There was no one in the corridors or in the outer rooms of the big ship. When Kator got to the gathering room, they were all there, lying silent. As he had expected, they had not followed his orders to return to the Ruml Homeworld. Indeed, with the ship locked and the keys lost with their Keysman, they could not have raised ship except by an extreme butchery of their controls, or navigated her once they had raised her. They had assumed, as Kator had planned, that their Keysman-no doubt wounded and dying on the planet below-had been half-delirious and forgetful of the fact he had locked the ship and taken her keys.
With a choice between a slow death and a fast, they had taken the reasonable choice; and suicided politely, with the lesser ranks first and the Captain last.
Kator smiled, and went to examine the ship's recorder. The Captain had recited a full account of the conversation with Kator, and the Expedition's choice of action. Kator turned back to the waiting bodies.
The Expedition's ship had cargo space. He carried the dead bodies into it and set the space at below freezing temperature so that the bodies could be returned to their families-that in itself would be a point in his favor when he returned. Then he unlocked the ship, and checked the controls.
There was no great difference between any of the space-going vessels of the Ruml; and one man could handle the large Expedition ship as well as the smallest scout. Kator set a course for the Ruml Homeworld and broke the ship free of the moon's surface into space.
As soon as he was free of the solar system, he programmed his phase shift mechanism, and left the ship to take itself across immensity. He went back to his own quarters.
There, things were as they had been before he had gone down to the planet of the Muffled People. He opened a service compartment to take out food, and he lifted out also one of the alcohol-producing cultures. But when he had taken this last back with the food to the table that held his papers, badges, and the cube containing the worm, he felt disinclined to swallow the culture.
The situation was too solemn, too great, for drunkenness.
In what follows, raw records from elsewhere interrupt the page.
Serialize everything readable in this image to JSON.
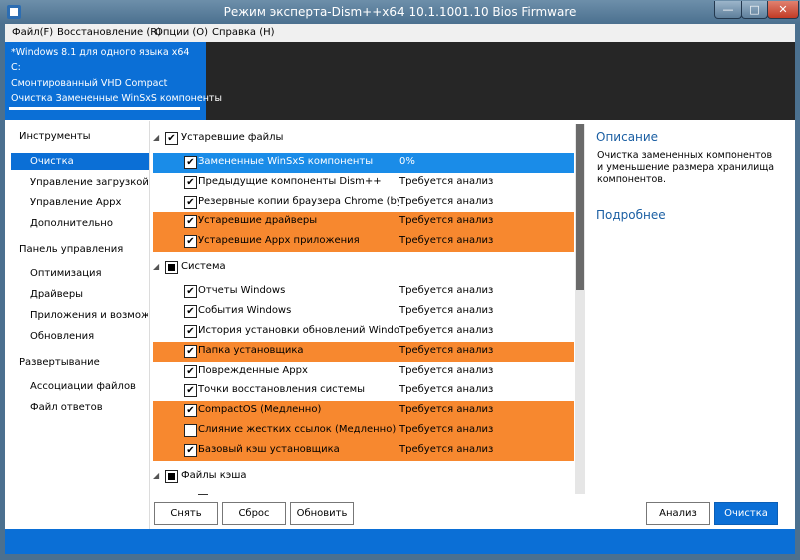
{
  "window": {
    "title": "Режим эксперта-Dism++x64 10.1.1001.10 Bios Firmware",
    "minimize_glyph": "—",
    "maximize_glyph": "□",
    "close_glyph": "✕"
  },
  "menu": [
    "Файл(F)",
    "Восстановление (R)",
    "Опции (O)",
    "Справка (H)"
  ],
  "session": {
    "os": "*Windows 8.1 для одного языка x64",
    "drive": "C:",
    "vhd": "Смонтированный VHD Compact",
    "task": "Очистка Замененные WinSxS компоненты"
  },
  "sidebar": {
    "sections": [
      {
        "title": "Инструменты",
        "items": [
          "Очистка",
          "Управление загрузкой",
          "Управление Appx",
          "Дополнительно"
        ]
      },
      {
        "title": "Панель управления",
        "items": [
          "Оптимизация",
          "Драйверы",
          "Приложения и возможности",
          "Обновления"
        ]
      },
      {
        "title": "Развертывание",
        "items": [
          "Ассоциации файлов",
          "Файл ответов"
        ]
      }
    ],
    "selected_item": "Очистка"
  },
  "groups": {
    "obsolete": "Устаревшие файлы",
    "system": "Система",
    "cache": "Файлы кэша"
  },
  "rows": [
    {
      "label": "Замененные WinSxS компоненты",
      "status": "0%",
      "checked": true
    },
    {
      "label": "Предыдущие компоненты Dism++",
      "status": "Требуется анализ",
      "checked": true
    },
    {
      "label": "Резервные копии браузера Chrome (by Honny)",
      "status": "Требуется анализ",
      "checked": true
    },
    {
      "label": "Устаревшие драйверы",
      "status": "Требуется анализ",
      "checked": true
    },
    {
      "label": "Устаревшие Appx приложения",
      "status": "Требуется анализ",
      "checked": true
    },
    {
      "label": "Отчеты Windows",
      "status": "Требуется анализ",
      "checked": true
    },
    {
      "label": "События Windows",
      "status": "Требуется анализ",
      "checked": true
    },
    {
      "label": "История установки обновлений Windows",
      "status": "Требуется анализ",
      "checked": true
    },
    {
      "label": "Папка установщика",
      "status": "Требуется анализ",
      "checked": true
    },
    {
      "label": "Поврежденные Appx",
      "status": "Требуется анализ",
      "checked": true
    },
    {
      "label": "Точки восстановления системы",
      "status": "Требуется анализ",
      "checked": true
    },
    {
      "label": "CompactOS (Медленно)",
      "status": "Требуется анализ",
      "checked": true
    },
    {
      "label": "Слияние жестких ссылок (Медленно)",
      "status": "Требуется анализ",
      "checked": false
    },
    {
      "label": "Базовый кэш установщика",
      "status": "Требуется анализ",
      "checked": true
    }
  ],
  "description": {
    "title": "Описание",
    "text": "Очистка замененных компонентов и уменьшение размера хранилища компонентов.",
    "more": "Подробнее"
  },
  "buttons": {
    "remove": "Снять",
    "reset": "Сброс",
    "refresh": "Обновить",
    "analyze": "Анализ",
    "clean": "Очистка"
  },
  "colors": {
    "accent": "#0b6fd6",
    "selection": "#1a8ce8",
    "highlight": "#f7882f",
    "title_bar": "#4b708f",
    "link": "#1b5fa3"
  },
  "icons": {
    "app": "dism-app-icon",
    "expand": "collapse-triangle-icon"
  }
}
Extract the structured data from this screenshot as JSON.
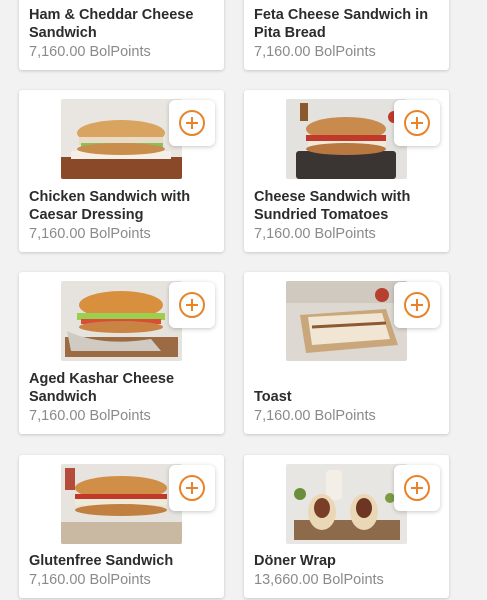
{
  "currency": "BolPoints",
  "products": [
    {
      "name": "Ham & Cheddar Cheese Sandwich",
      "price": "7,160.00 BolPoints",
      "add_icon": "plus-circle-icon"
    },
    {
      "name": "Feta Cheese Sandwich in Pita Bread",
      "price": "7,160.00 BolPoints",
      "add_icon": "plus-circle-icon"
    },
    {
      "name": "Chicken Sandwich with Caesar Dressing",
      "price": "7,160.00 BolPoints",
      "add_icon": "plus-circle-icon"
    },
    {
      "name": "Cheese Sandwich with Sundried Tomatoes",
      "price": "7,160.00 BolPoints",
      "add_icon": "plus-circle-icon"
    },
    {
      "name": "Aged Kashar Cheese Sandwich",
      "price": "7,160.00 BolPoints",
      "add_icon": "plus-circle-icon"
    },
    {
      "name": "Toast",
      "price": "7,160.00 BolPoints",
      "add_icon": "plus-circle-icon"
    },
    {
      "name": "Glutenfree Sandwich",
      "price": "7,160.00 BolPoints",
      "add_icon": "plus-circle-icon"
    },
    {
      "name": "Döner Wrap",
      "price": "13,660.00 BolPoints",
      "add_icon": "plus-circle-icon"
    }
  ],
  "colors": {
    "accent": "#e8832a",
    "name_text": "#2c2c2c",
    "price_text": "#8a8a8a",
    "background": "#f2f2f2"
  }
}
He laid the culture down and took up the cube containing the worm. He held it to the light above the table. In that light the worm seemed almost alive. It seemed to turn and bow to him. He laid the cube back down on the table and walked across to put his smashed recording device in a resolving machine that would project its story onto a life-size cube of the room's atmosphere. Then, as the lights about him dimmed, and the morning he had seen as he emerged from his small ship the morning of that same day, he hunkered down on a seat with a sigh of satisfaction.
It is not every man who is privileged to review a few short hours in which he has gained a Kingdom.
The Expedition ship came back to the Ruml Homeworld, and its single surviving occupant was greeted with the sort of excitement that had not occurred in the lifetime of anyone then living. After several days of due formalities, the moment of real business arrived, and Kator Secondcousin Bruto gas was summoned to report to the heads of the fifty great families of the Homeworld. Now those families would number fifty-one, for The Brutogas would after this day-at which he was only an invited observer-be listed among their number. Fifty-one long-whiskered male Rumls, therefore, took their seats in a half-circle facing a small stage, and out onto that stage came Kator Secondcousin to salute them all with claws over the region of his heart.
"Keysman," said the eldest family head present, "give us your report."
Kator saluted again. His limp was almost gone now but his whiskers were barely grown a few inches.